- Supreme Court of the United States

Decided April 17, 2012
- Full case name: Filarsky v. Delia
- Citations: 566 U.S. 377 (more)

Holding
- A private contractor temporarily retained by the government to carry out its work is entitled to seek qualified immunity from suit under Section 1983.

Court membership
- Chief Justice John Roberts Associate Justices Antonin Scalia · Anthony Kennedy Clarence Thomas · Ruth Bader Ginsburg Stephen Breyer · Samuel Alito Sonia Sotomayor · Elena Kagan

Case opinions
- Majority: Roberts
- Concurrence: Ginsburg
- Concurrence: Sotomayor

= Filarsky v. Delia =

Filarsky v. Delia, , was a United States Supreme Court case in which the Court held that a private contractor temporarily retained by the government to carry out its work is entitled to seek qualified immunity from suit under Section 1983.

==Background==

Delia, a firefighter employed by the City of Rialto, California, missed work after becoming ill on the job. Suspicious of Delia’s extended absence, the City hired a private investigation firm to conduct surveillance on him. When Delia was seen buying fiberglass insulation and other building supplies, the City initiated an internal affairs investigation. It hired Filarsky, a private attorney, to interview Delia. At the interview, which Delia's attorney and two fire-department officials also attended, Delia acknowledged buying the supplies, but denied having done any work on his home. To verify Delia's claim, Filarsky asked Delia to allow a fire department official to enter his home and view the unused materials. When Delia refused, Filarsky ordered him to bring the materials out of his home for the official to see. This prompted Delia's attorney to threaten a civil-rights action against the City and Filarsky. Nonetheless, after the interview concluded, officials followed Delia to his home, where he produced the materials.

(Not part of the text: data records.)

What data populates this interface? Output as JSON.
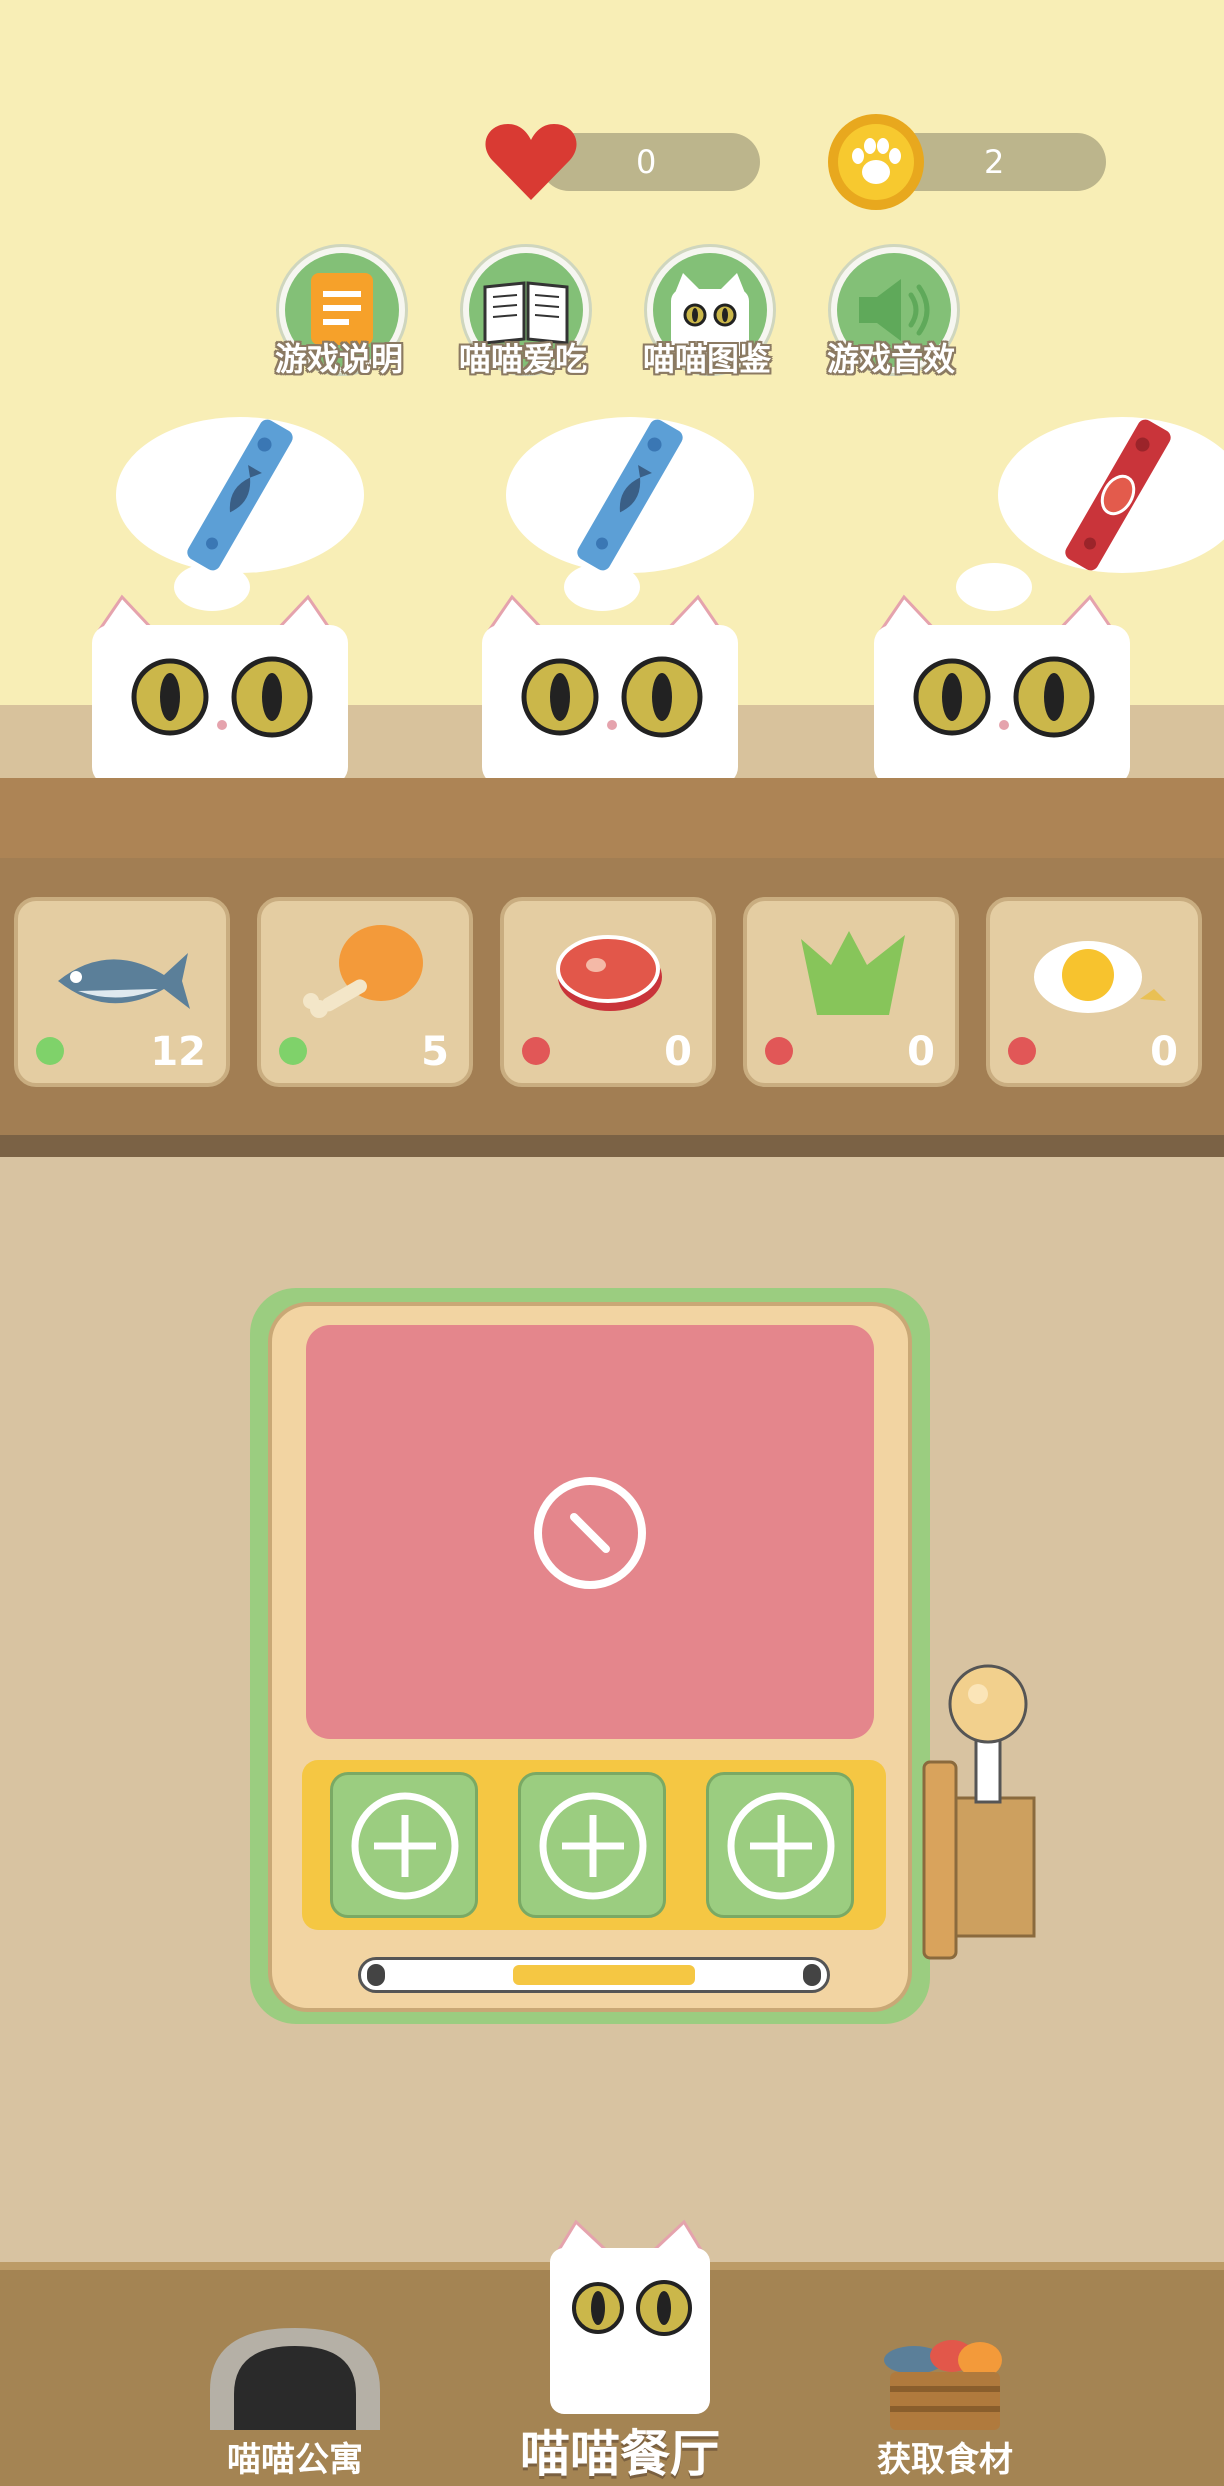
{
  "stats": {
    "hearts": "0",
    "paws": "2"
  },
  "menu": [
    {
      "label": "游戏说明",
      "icon": "list-icon"
    },
    {
      "label": "喵喵爱吃",
      "icon": "book-icon"
    },
    {
      "label": "喵喵图鉴",
      "icon": "cat-face-icon"
    },
    {
      "label": "游戏音效",
      "icon": "speaker-icon"
    }
  ],
  "cats": [
    {
      "wants": "fish-stick-icon",
      "color": "#5c9fd6"
    },
    {
      "wants": "fish-stick-icon",
      "color": "#5c9fd6"
    },
    {
      "wants": "meat-stick-icon",
      "color": "#c9343a"
    }
  ],
  "ingredients": [
    {
      "name": "fish",
      "count": "12",
      "available": true
    },
    {
      "name": "chicken-leg",
      "count": "5",
      "available": true
    },
    {
      "name": "steak",
      "count": "0",
      "available": false
    },
    {
      "name": "greens",
      "count": "0",
      "available": false
    },
    {
      "name": "egg",
      "count": "0",
      "available": false
    }
  ],
  "machine": {
    "progress": 0.45
  },
  "nav": [
    {
      "label": "喵喵公寓",
      "icon": "apartment-icon"
    },
    {
      "label": "喵喵餐厅",
      "icon": "cat-restaurant-icon",
      "active": true
    },
    {
      "label": "获取食材",
      "icon": "food-basket-icon"
    }
  ],
  "colors": {
    "wall": "#f8eeb6",
    "counter": "#a27e53",
    "screen": "#e4868c",
    "green": "#9bcd80",
    "gold": "#f5c743"
  }
}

Delia brought an action under 42 U. S. C. §1983 against the City, the Fire Department, Filarsky, and other individuals, alleging that the order to produce the building materials violated his Fourth and Fourteenth Amendment rights. The federal District Court granted summary judgment to the individual defendants on the basis of qualified immunity. The Court of Appeals for the Ninth Circuit affirmed with respect to all individual defendants except Filarsky, concluding that he was not entitled to seek qualified immunity because he was a private attorney, not a City employee.

==Opinion of the court==

The Supreme Court issued an opinion on April 17, 2012.